Un  artículo de Gabriel J. Martín

En el Día Internacional contra la Homofobia (17 de mayo) celebramos la retirada de la homosexualidad del catálogo de enfermedades mentales recogidas por la OMS y, ya que me consta que muchos otros hablarán de derechos, concienciación y todo el trabajo que nos queda por hacer, prefiero destinar este post a aquello que –como psicólogo- solamente yo puedo hacer. Hablar de la homosexualidad desde el punto de vista de la psicología.
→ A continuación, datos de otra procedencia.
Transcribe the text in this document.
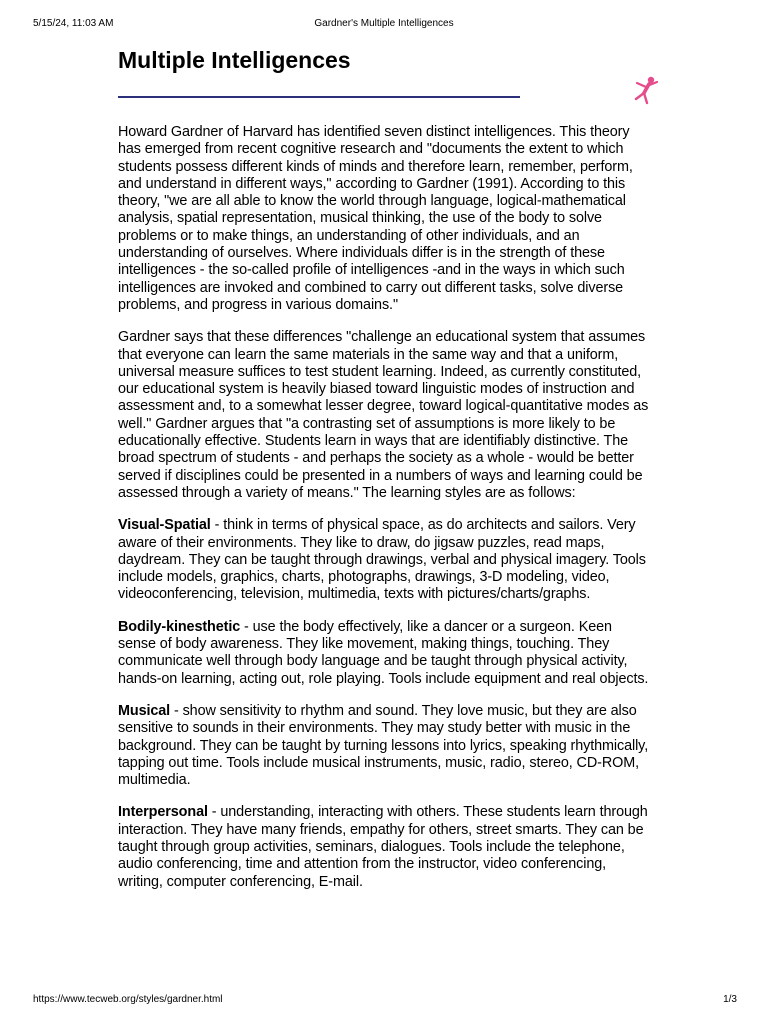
5/15/24, 11:03 AM	Gardner's Multiple Intelligences
Multiple Intelligences

Howard Gardner of Harvard has identified seven distinct intelligences. This theory has emerged from recent cognitive research and "documents the extent to which students possess different kinds of minds and therefore learn, remember, perform, and understand in different ways," according to Gardner (1991). According to this theory, "we are all able to know the world through language, logical-mathematical analysis, spatial representation, musical thinking, the use of the body to solve problems or to make things, an understanding of other individuals, and an understanding of ourselves. Where individuals differ is in the strength of these intelligences - the so-called profile of intelligences -and in the ways in which such intelligences are invoked and combined to carry out different tasks, solve diverse problems, and progress in various domains."

Gardner says that these differences "challenge an educational system that assumes that everyone can learn the same materials in the same way and that a uniform, universal measure suffices to test student learning. Indeed, as currently constituted, our educational system is heavily biased toward linguistic modes of instruction and assessment and, to a somewhat lesser degree, toward logical-quantitative modes as well." Gardner argues that "a contrasting set of assumptions is more likely to be educationally effective. Students learn in ways that are identifiably distinctive. The broad spectrum of students - and perhaps the society as a whole - would be better served if disciplines could be presented in a numbers of ways and learning could be assessed through a variety of means." The learning styles are as follows:

Visual-Spatial - think in terms of physical space, as do architects and sailors. Very aware of their environments. They like to draw, do jigsaw puzzles, read maps, daydream. They can be taught through drawings, verbal and physical imagery. Tools include models, graphics, charts, photographs, drawings, 3-D modeling, video, videoconferencing, television, multimedia, texts with pictures/charts/graphs.

Bodily-kinesthetic - use the body effectively, like a dancer or a surgeon. Keen sense of body awareness. They like movement, making things, touching. They communicate well through body language and be taught through physical activity, hands-on learning, acting out, role playing. Tools include equipment and real objects.

Musical - show sensitivity to rhythm and sound. They love music, but they are also sensitive to sounds in their environments. They may study better with music in the background. They can be taught by turning lessons into lyrics, speaking rhythmically, tapping out time. Tools include musical instruments, music, radio, stereo, CD-ROM, multimedia.

Interpersonal - understanding, interacting with others. These students learn through interaction. They have many friends, empathy for others, street smarts. They can be taught through group activities, seminars, dialogues. Tools include the telephone, audio conferencing, time and attention from the instructor, video conferencing, writing, computer conferencing, E-mail.

https://www.tecweb.org/styles/gardner.html	1/3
Antes, creo, es importante que hagamos un poco de “historia de la homosexualidad”

La tortuosa historia del concepto de homosexualidad

“Decir que la homosexualidad no existió hasta que K. Ulrichs la denominó en el siglo XIX es tan estúpido como afirmar que la electricidad no existió hasta que J. C. Maxwell la describió en 1864” (Hamer & Copeland, The Science of Desire).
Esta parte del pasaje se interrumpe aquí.